What is Cloud Computing?
Cloud computing is the delivery of computing services over the Internet. Cloud computing, often referred to as simply “the cloud,” is the delivery of on-demand computing resources—everything from applications to data centres—over the Internet on a pay-for-use basis. Cloud services allow individuals and businesses to use software and hardware that are managed by third parties at remote locations. Examples of cloud services include online file storage, social networking sites, webmail, and online business applications. The cloud computing model allows access to information and computer resources from anywhere that a network connection is available. Cloud computing provides a shared pool of resources, including data storage space, networks, computer processing power, and specialized corporate and user applications.
Scale up or down quickly and easily to meet demand
Pay for use
Metered service so you only pay for what you use
All the IT resources you need with self-service access
Cloud computing is a general term for anything that involves delivering hosted services over the Internet. These services are broadly divided into three categories: Infrastructure-as-a-Service (IaaS), Platform-as-a-Service (PaaS) and Software-as-a-Service (SaaS). The name cloud was inspired by the symbol that's often used to represent the Internet in flowcharts and diagrams.
CLOUD COMPUTING SERVICES
Platform as a service (PaaS)
Platform as a service provides a cloud-based environment with everything required to support the complete life cycle of building and delivering web-based (cloud) applications—without the cost and complexity of buying and managing the underlying hardware, software, provisioning and hosting.
Infrastructure as a service (IaaS)
Infrastructure as a service provides companies with computing resources including servers, networking, storage, and data centre space on a pay-per-use basis.
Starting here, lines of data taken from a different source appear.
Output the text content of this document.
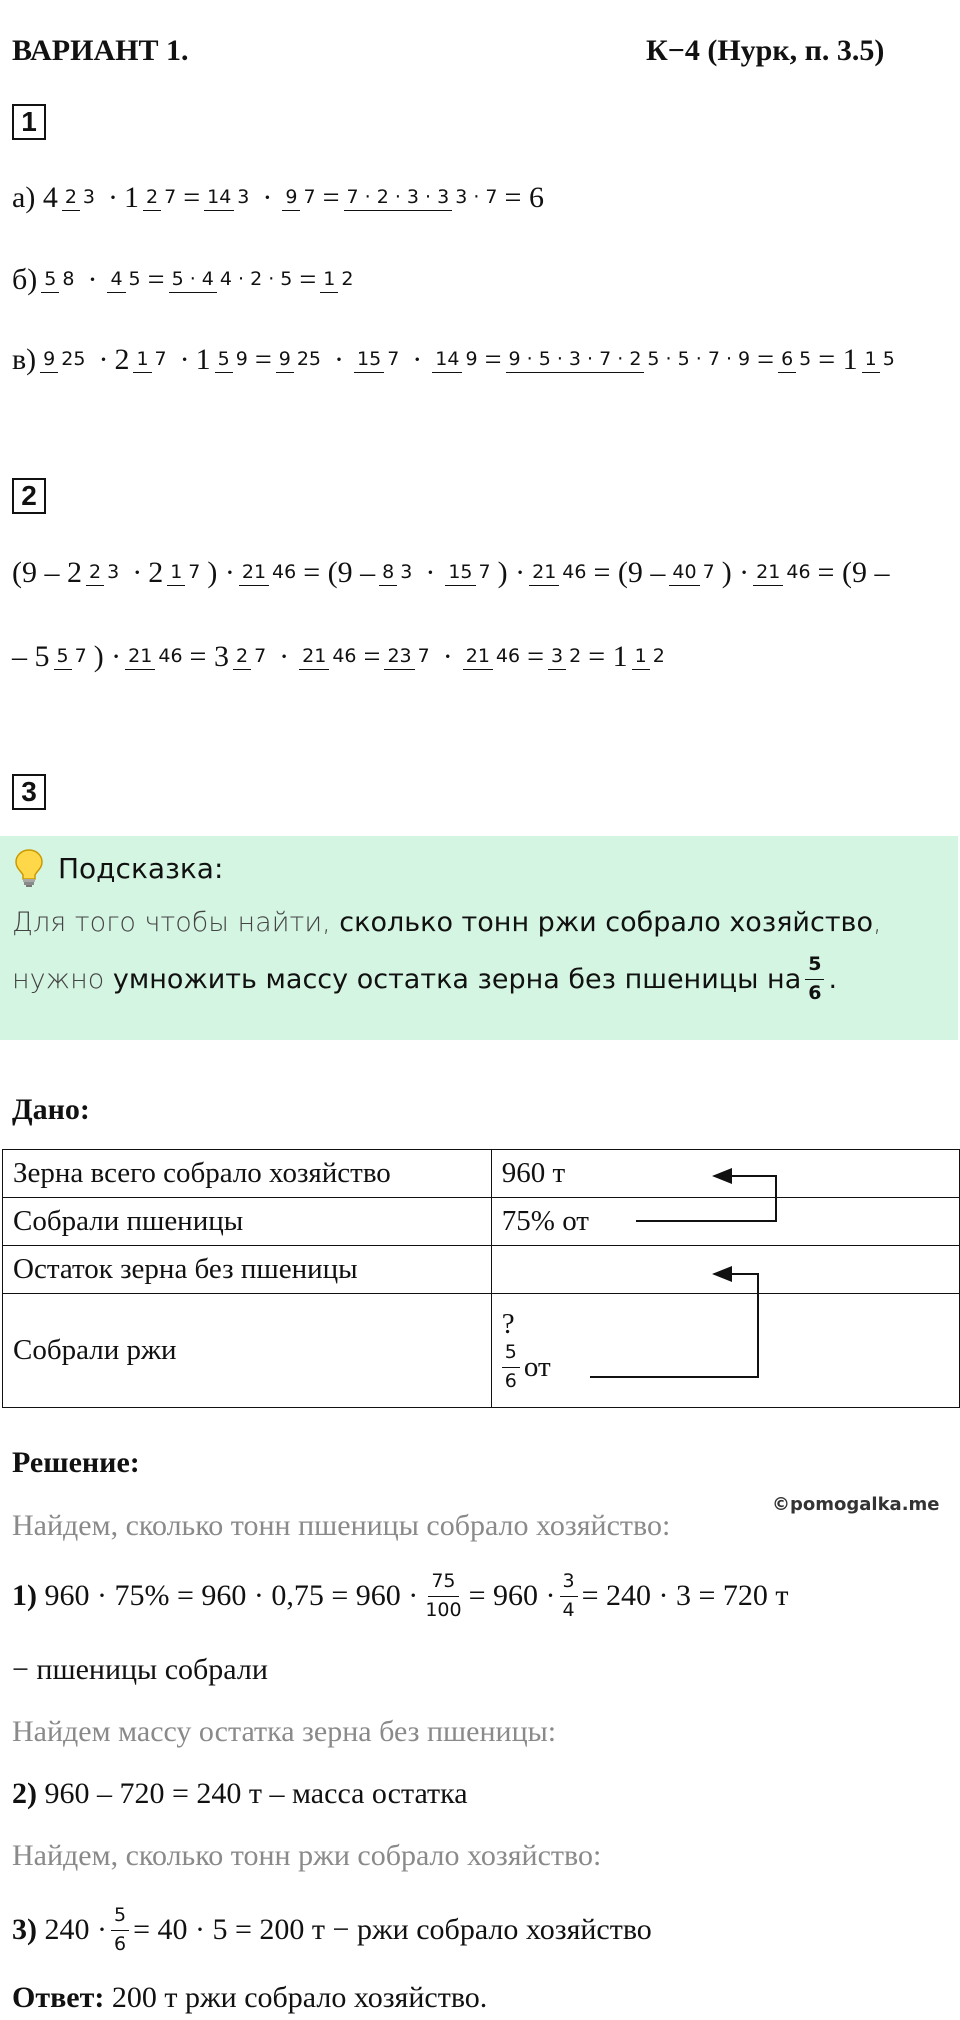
ВАРИАНТ 1.	К−4 (Нурк, п. 3.5)
1
а)
4 2 3 · 1 2 7 = 14 3 · 9 7 = 7 · 2 · 3 · 3 3 · 7 = 6
б) 5 8 · 4 5 = 5 · 4 4 · 2 · 5 = 1 2
в) 9 25 · 2 1 7 · 1 5 9 = 9 25 · 15 7 · 14 9 = 9 · 5 · 3 · 7 · 2 5 · 5 · 7 · 9 = 6 5 = 1 1 5
2
(9 – 2 2 3 · 2 1 7 ) · 21 46 = (9 – 8 3 · 15 7 ) · 21 46 = (9 – 40 7 ) · 21 46 = (9 –
– 5 5 7 ) · 21 46 = 3 2 7 · 21 46 = 23 7 · 21 46 = 3 2 = 1 1 2
3
Подсказка:
Для того чтобы найти,
сколько тонн ржи собрало хозяйство ,
нужно
умножить массу остатка зерна без пшеницы на $\frac{5}{6}$ .
Дано:
Зерна всего собрало хозяйство	960 т
Собрали пшеницы	75% от
Остаток зерна без пшеницы	
Собрали ржи	?
$\frac{5}{6}$ от
Решение:
©pomogalka.me
Найдем, сколько тонн пшеницы собрало хозяйство:
1)
$960 \cdot 75\% = 960 \cdot 0,75 = 960 \cdot \frac{75}{100} = 960 \cdot \frac{3}{4} = 240 \cdot 3 = 720$ т
− пшеницы собрали
Найдем массу остатка зерна без пшеницы:
2)
960 – 720 = 240 т – масса остатка
Найдем, сколько тонн ржи собрало хозяйство:
3)
$240 \cdot \frac{5}{6} = 40 \cdot 5 = 200$ т − ржи собрало хозяйство
Ответ:
200 т ржи собрало хозяйство.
CLOUD COMPUTING DEPLOYMENT MODELS
Public clouds are owned and operated by companies that use them to offer rapid access to affordable computing resources to other organizations or individuals. With public cloud services, users don’t need to purchase hardware, software or supporting infrastructure, which is owned and managed by providers.
A private cloud is owned and operated by a single company that controls the way virtualized resources and automated services are customized and used by various lines of business and constituent groups. Private clouds exist to take advantage of many of cloud’s efficiencies, while providing more control of resources and steering clear of multi-tenancy.
A hybrid cloud uses a private cloud foundation combined with the strategic use of public cloud services. The reality is a private cloud can’t exist in isolation from the rest of a company’s IT resources and the public cloud. Most companies with private clouds will evolve to manage workloads across data centres, private clouds and public clouds—thereby creating hybrid clouds.